The Sky News app found in the Windows Store is the poster child for Metro-style Windows app design. Metro is undeniably a great-looking environment and the Sky News app fits in nicely: all cascading live square tiles and shiny black background, with simple slidey navigation. It's made for use on a Windows 8 tablet or even smartphone, but desktop users may find that they prefer the Sky News website.
Open Sky News for Windows 8 and you launch an opening splash page comprising eight photo tiles arranged in two rows of four. Each represents a major news story, in most cases with a photo of the protagonists. Beneath each image is the headline of that story. Click into the either the image or the headline and you get the full story - albeit in most cases a suitably cut down version of the 'full' story. See all: Windows app reviews.
Sky News for Windows 8: live TV
Often the story is accompanied by a video news report, the one that will be used on the Sky News TV station. Should you wish to simply watch the live Sky News TV channel, that option is there, too. It worked beautifully over Wi-Fi on our Windows tablet.

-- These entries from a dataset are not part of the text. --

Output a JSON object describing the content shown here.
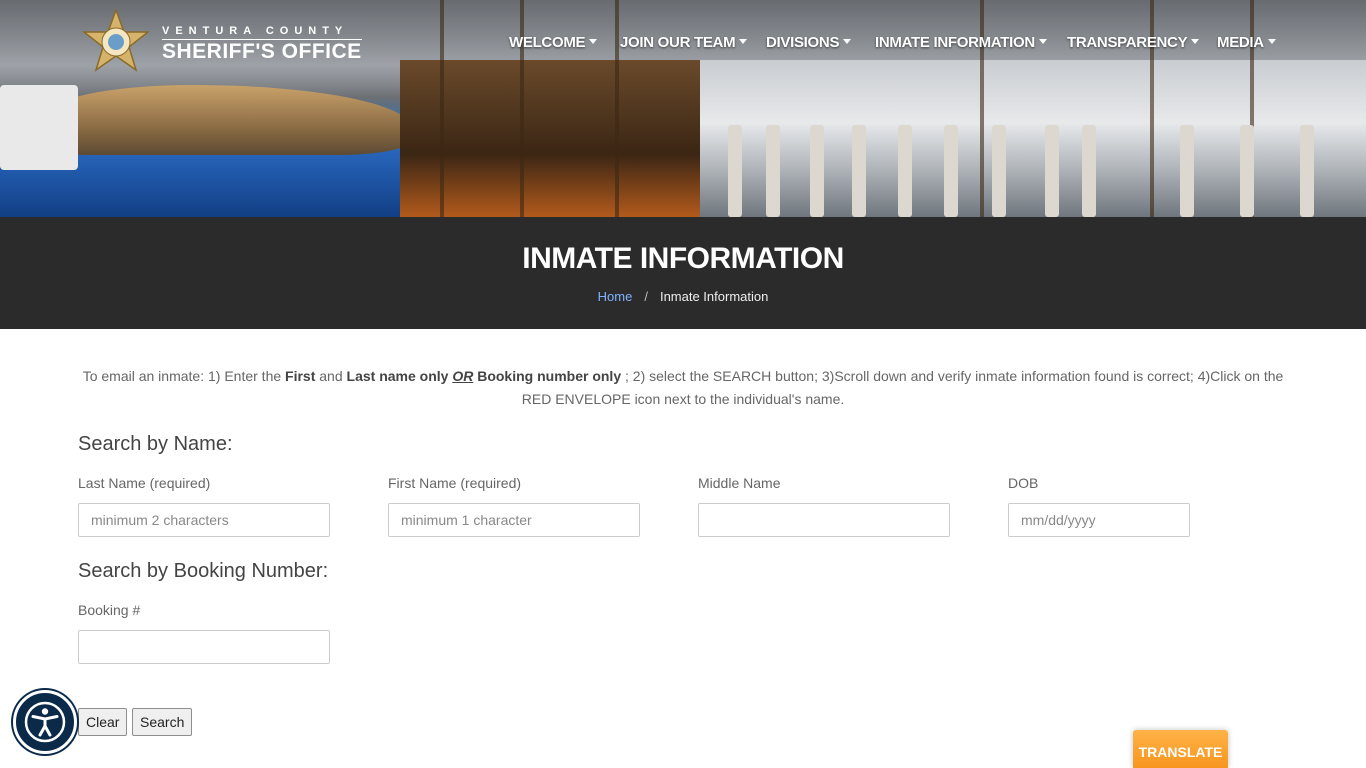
{
  "header": {
    "logo_top": "VENTURA COUNTY",
    "logo_main": "SHERIFF'S OFFICE",
    "nav": [
      {
        "label": "WELCOME"
      },
      {
        "label": "JOIN OUR TEAM"
      },
      {
        "label": "DIVISIONS"
      },
      {
        "label": "INMATE INFORMATION"
      },
      {
        "label": "TRANSPARENCY"
      },
      {
        "label": "MEDIA"
      }
    ]
  },
  "title_band": {
    "title": "INMATE INFORMATION",
    "breadcrumb_home": "Home",
    "breadcrumb_sep": "/",
    "breadcrumb_current": "Inmate Information"
  },
  "instructions": {
    "part1": "To email an inmate: 1) Enter the ",
    "first": "First",
    "and": " and ",
    "last": "Last name only",
    "or": "OR",
    "booking": "Booking number only",
    "part2": " ; 2) select the SEARCH button;  3)Scroll down and verify inmate information found is correct; 4)Click on the RED ENVELOPE icon next to the individual's name."
  },
  "search_name": {
    "heading": "Search by Name:",
    "last_label": "Last Name (required)",
    "last_placeholder": "minimum 2 characters",
    "first_label": "First Name (required)",
    "first_placeholder": "minimum 1 character",
    "middle_label": "Middle Name",
    "dob_label": "DOB",
    "dob_placeholder": "mm/dd/yyyy"
  },
  "search_booking": {
    "heading": "Search by Booking Number:",
    "booking_label": "Booking #"
  },
  "buttons": {
    "clear": "Clear",
    "search": "Search"
  },
  "widgets": {
    "translate": "TRANSLATE",
    "accessibility_icon": "accessibility-icon"
  }
}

Everything is beautifully laid out, shiny black finish and bright white text. The videos played seemlessly on our Samsung Series 7 Slate. The quality of content is a given: for all that Sky is to the UK what Fox is to the US (ie: a little right wing and more than a little bombastic) it is news service the volume and credibility of which only the BBC can really challenge. And Sky News and Sky Sports are the indisputed kings of slick presentation of factual material. (See also: Windows 8: the complete guide.)
Sky News for Windows 8: customisation
Unusually for a Windows 8 app, there are no real options within the Sky News app. Slide your finger down from the top or up from the bottom and you get only one option: Refresh. Naturally, this updates what stories are visible, but it hardly represents customisation which is disappointing in an app.
But perhaps we are getting spoilt, or missing the point - in Sky News for Windows 8's case, this is surely simplicity. This app doesn't need many options. Navigation is taken care of simply by swiping sideways from Top Stories, through Sky News in Video, UK News, World News, Politics, Business News, Showbiz, Sport and Strange!
This is a simple way of getting about what Sky considers the most important stories of the hour, but on our Samsung Slate the side-swiping mechanism often caused us to accidentally bring up the Charms bar when swiping right, or jump back to the previous app when going left. What can I say, I'm a vigorous swiper? This is clearly more of a Samsung Slate/Windows 8 problem than anything wrong with the app itself, but it is irritating.
Sky News for Windows 8: sharing
As is the case with virtually all Windows 8 apps you can share content via the Share Charm, in the Charm bar, which sits under your right thumb on touchscreen devices, and in the top corner if you are mousing. There are no native sharing capabilities in Windows 8 - each app can see all others, and you share via the social apps you have installed. It's a very neat system - what Microsoft describes as a contract between software and user: regardless of what app you use, you will find all your personal sharing options in the same place. Given that Mail and People are native apps, you can always share via email. In our case because we had already installed Tweetro and FotoEditor, we could also share stories that way. Useful, but again more about Windows 8 than Sky's app (which is no criticism).
I recently attended an event at which Microsoft showed off its favoured aspects of Windows 8. The Sky News app was held up as a good example of the way Microsoft wants Windows 8 apps to look and feel. It's indisputably stylish, although the lack of options make it little more than a cut-down website. And given that one of the reasons it looks so good is the lack of advertising, it poses some interesting questions about the viability of free information apps on Windows 8.